October 27, 2004

on the treadmill, watching the clock

Yesterday, pumpkin, was a very important day for us. We received our first concrete evidence (apart from how cruddy your mum's been feeling) that you are coming to join us. Although again replete with muumuus (this time green rather than pink), our 12 week ultrasound went off without a hitch.

It appears that you are posessed of the standard number of arms and legs, that your spine is strong and straight, that your brain is a good size and that there is 'excellent hemispheric development', and that your fingers and toes are in place. This is all excellent news.

You were, however, very wriggly. Extremely wriggly.
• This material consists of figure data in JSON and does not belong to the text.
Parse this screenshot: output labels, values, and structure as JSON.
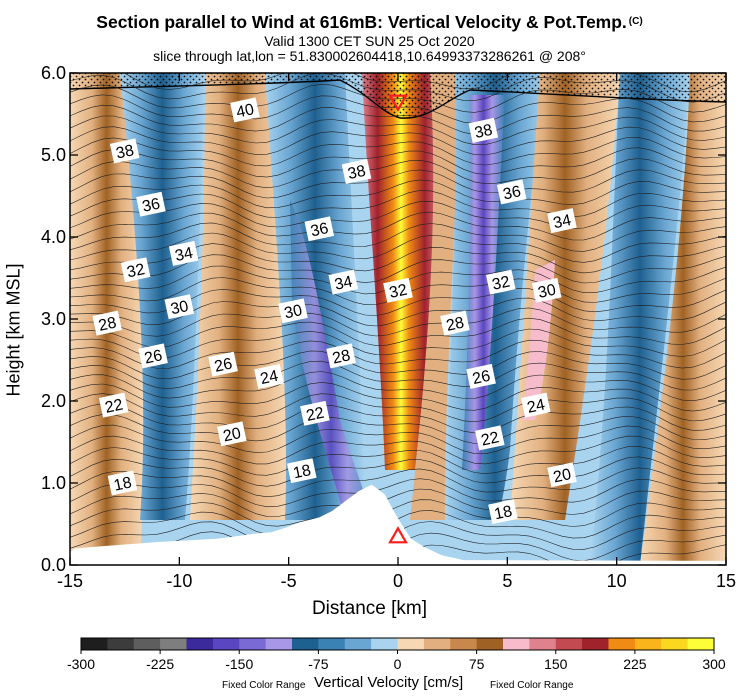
{
  "chart_data": {
    "type": "contour-cross-section",
    "title": "Section parallel to Wind at 616mB: Vertical Velocity & Pot.Temp.",
    "copyright_mark": "(C)",
    "subtitle_valid": "Valid 1300 CET SUN 25 Oct 2020",
    "subtitle_slice": "slice through lat,lon = 51.830002604418,10.64993373286261 @ 208°",
    "xlabel": "Distance [km]",
    "ylabel": "Height [km MSL]",
    "xlim": [
      -15,
      15
    ],
    "ylim": [
      0.0,
      6.0
    ],
    "x_ticks": [
      -15,
      -10,
      -5,
      0,
      5,
      10,
      15
    ],
    "x_tick_labels": [
      "-15",
      "-10",
      "-5",
      "0",
      "5",
      "10",
      "15"
    ],
    "y_ticks": [
      0.0,
      1.0,
      2.0,
      3.0,
      4.0,
      5.0,
      6.0
    ],
    "y_tick_labels": [
      "0.0",
      "1.0",
      "2.0",
      "3.0",
      "4.0",
      "5.0",
      "6.0"
    ],
    "colorbar": {
      "title": "Vertical Velocity [cm/s]",
      "note_left": "Fixed Color Range",
      "note_right": "Fixed Color Range",
      "labels": [
        "-300",
        "-225",
        "-150",
        "-75",
        "0",
        "75",
        "150",
        "225",
        "300"
      ],
      "label_values": [
        -300,
        -225,
        -150,
        -75,
        0,
        75,
        150,
        225,
        300
      ],
      "colors": [
        "#1e1e1e",
        "#3c3c3c",
        "#5e5e5e",
        "#7e7e7e",
        "#3a2a9c",
        "#5a46c0",
        "#7a6ad6",
        "#a896e6",
        "#1e6090",
        "#3a82b4",
        "#6aa6d2",
        "#a8d4f0",
        "#f6d8b4",
        "#e2b080",
        "#c8884c",
        "#a06224",
        "#f6bccb",
        "#e0828e",
        "#c44a52",
        "#a0222c",
        "#f08c14",
        "#f8b41a",
        "#fad820",
        "#fefe38"
      ]
    },
    "theta_contour_labels": [
      {
        "text": "40",
        "x": -7.0,
        "y": 5.55
      },
      {
        "text": "38",
        "x": -12.5,
        "y": 5.05
      },
      {
        "text": "38",
        "x": -1.9,
        "y": 4.8
      },
      {
        "text": "38",
        "x": 3.9,
        "y": 5.3
      },
      {
        "text": "36",
        "x": -11.3,
        "y": 4.4
      },
      {
        "text": "36",
        "x": -3.6,
        "y": 4.1
      },
      {
        "text": "36",
        "x": 5.2,
        "y": 4.55
      },
      {
        "text": "34",
        "x": -9.8,
        "y": 3.8
      },
      {
        "text": "34",
        "x": -2.5,
        "y": 3.45
      },
      {
        "text": "34",
        "x": 7.5,
        "y": 4.2
      },
      {
        "text": "32",
        "x": -12.0,
        "y": 3.6
      },
      {
        "text": "32",
        "x": 0.0,
        "y": 3.35
      },
      {
        "text": "32",
        "x": 4.7,
        "y": 3.45
      },
      {
        "text": "30",
        "x": -10.0,
        "y": 3.15
      },
      {
        "text": "30",
        "x": -4.8,
        "y": 3.1
      },
      {
        "text": "30",
        "x": 6.8,
        "y": 3.35
      },
      {
        "text": "28",
        "x": -13.3,
        "y": 2.95
      },
      {
        "text": "28",
        "x": -2.6,
        "y": 2.55
      },
      {
        "text": "28",
        "x": 2.6,
        "y": 2.95
      },
      {
        "text": "26",
        "x": -11.2,
        "y": 2.55
      },
      {
        "text": "26",
        "x": -8.0,
        "y": 2.45
      },
      {
        "text": "26",
        "x": 3.8,
        "y": 2.3
      },
      {
        "text": "24",
        "x": -5.9,
        "y": 2.3
      },
      {
        "text": "24",
        "x": 6.3,
        "y": 1.95
      },
      {
        "text": "22",
        "x": -13.0,
        "y": 1.95
      },
      {
        "text": "22",
        "x": -3.8,
        "y": 1.85
      },
      {
        "text": "22",
        "x": 4.2,
        "y": 1.55
      },
      {
        "text": "20",
        "x": -7.6,
        "y": 1.6
      },
      {
        "text": "20",
        "x": 7.5,
        "y": 1.1
      },
      {
        "text": "18",
        "x": -12.6,
        "y": 1.0
      },
      {
        "text": "18",
        "x": -4.4,
        "y": 1.15
      },
      {
        "text": "18",
        "x": 4.8,
        "y": 0.65
      }
    ],
    "markers": [
      {
        "shape": "triangle-up",
        "x": 0.0,
        "y": 0.35,
        "color": "#ff1c1c"
      },
      {
        "shape": "triangle-down",
        "x": 0.0,
        "y": 5.65,
        "color": "#ff1c1c"
      }
    ],
    "terrain_profile_x": [
      -15,
      -14.8,
      -14,
      -12.5,
      -11,
      -9.6,
      -8.3,
      -7.4,
      -6.6,
      -5.8,
      -5.2,
      -4.5,
      -3.6,
      -3.0,
      -2.4,
      -1.8,
      -1.2,
      -0.6,
      -0.2,
      0.2,
      0.6,
      1.2,
      2.0,
      3.0,
      15
    ],
    "terrain_profile_h": [
      0.15,
      0.2,
      0.22,
      0.25,
      0.28,
      0.3,
      0.32,
      0.35,
      0.38,
      0.4,
      0.45,
      0.52,
      0.58,
      0.66,
      0.78,
      0.9,
      0.98,
      0.86,
      0.66,
      0.48,
      0.32,
      0.22,
      0.12,
      0.06,
      0.05
    ]
  }
}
In all the wrong ways.

The ultrasound operator wanted you to lie in such a way that she would be able to measure the back of your neck. You refused to. She pounded on the outside of your mum's abdomen. You wriggled around. In the wrong direction. She poked again. You wriggled. Back to the original position. More prodding, more wriggling.

You cannot dispute this, pumpkin, we have it on video, and may, if provoked, play it on special occasions.

Included over to the left is the one photo that we were able to take. Your mum's done some work to make it slightly more legible, but all I can say for now is that in my humble opinion, I think you have a distinguished looking profile, and that there is no doubt in my mind that you will be exceptionally good looking.

Love you.


rowdygrammy said...

Possum/Pumpkin - there is a difference between loving a person and loving the idea of a person. Up until today when I spoke to both of your parents and they told me all about the ultra sound and the tests you have been an idea to me. A wonderful and exciting idea, but somewhat abstract. Hearing about the wriggling and not being in the right postion and refusing to get into the right postion EVEN WHEN PRODDED made me proud of you. Don't you let them prod you sweet heart. You stay exactly where you are, and grow strong, and clever and wriggly. After you have been born and when you have grown up a little you will realise that some of the most wonderful people you know are the ones who refuse to get into the right place - EVEN WHEN PRODDED.

Paul said...

Kid looks like an alien. All dotty spinal cord, exposed brain, and creepy disembodied fingers.

Hopefully (s)he'll get their act together enough to resemble a hooman bean when the time comes.

Otherwise we can just use him/her to freak the crap out of other parents:

"Awwww, look at the cute little....OH #*?!. WHAT THE &?#?ing #?!* is that. GET IT THE HELL AWAY FROM ME. IT LOOKED AT ME!!!!!! MY EYES, MY EYES! YYYYYEEEEAAAAARRRRGGGGHHHHH"

Introductions are probably in order as well.

Hi Pumpkin. I'm Harry, or Paul sometimes, but probably Harry when you see me. I'm the one going to the gym with your father, and also one of the many, many, writery-creativery-videogamery people who'll float in and out of your life.

And keep up the wriggling pumpkin, just don't let Miss Abbott hold you while you're doing it!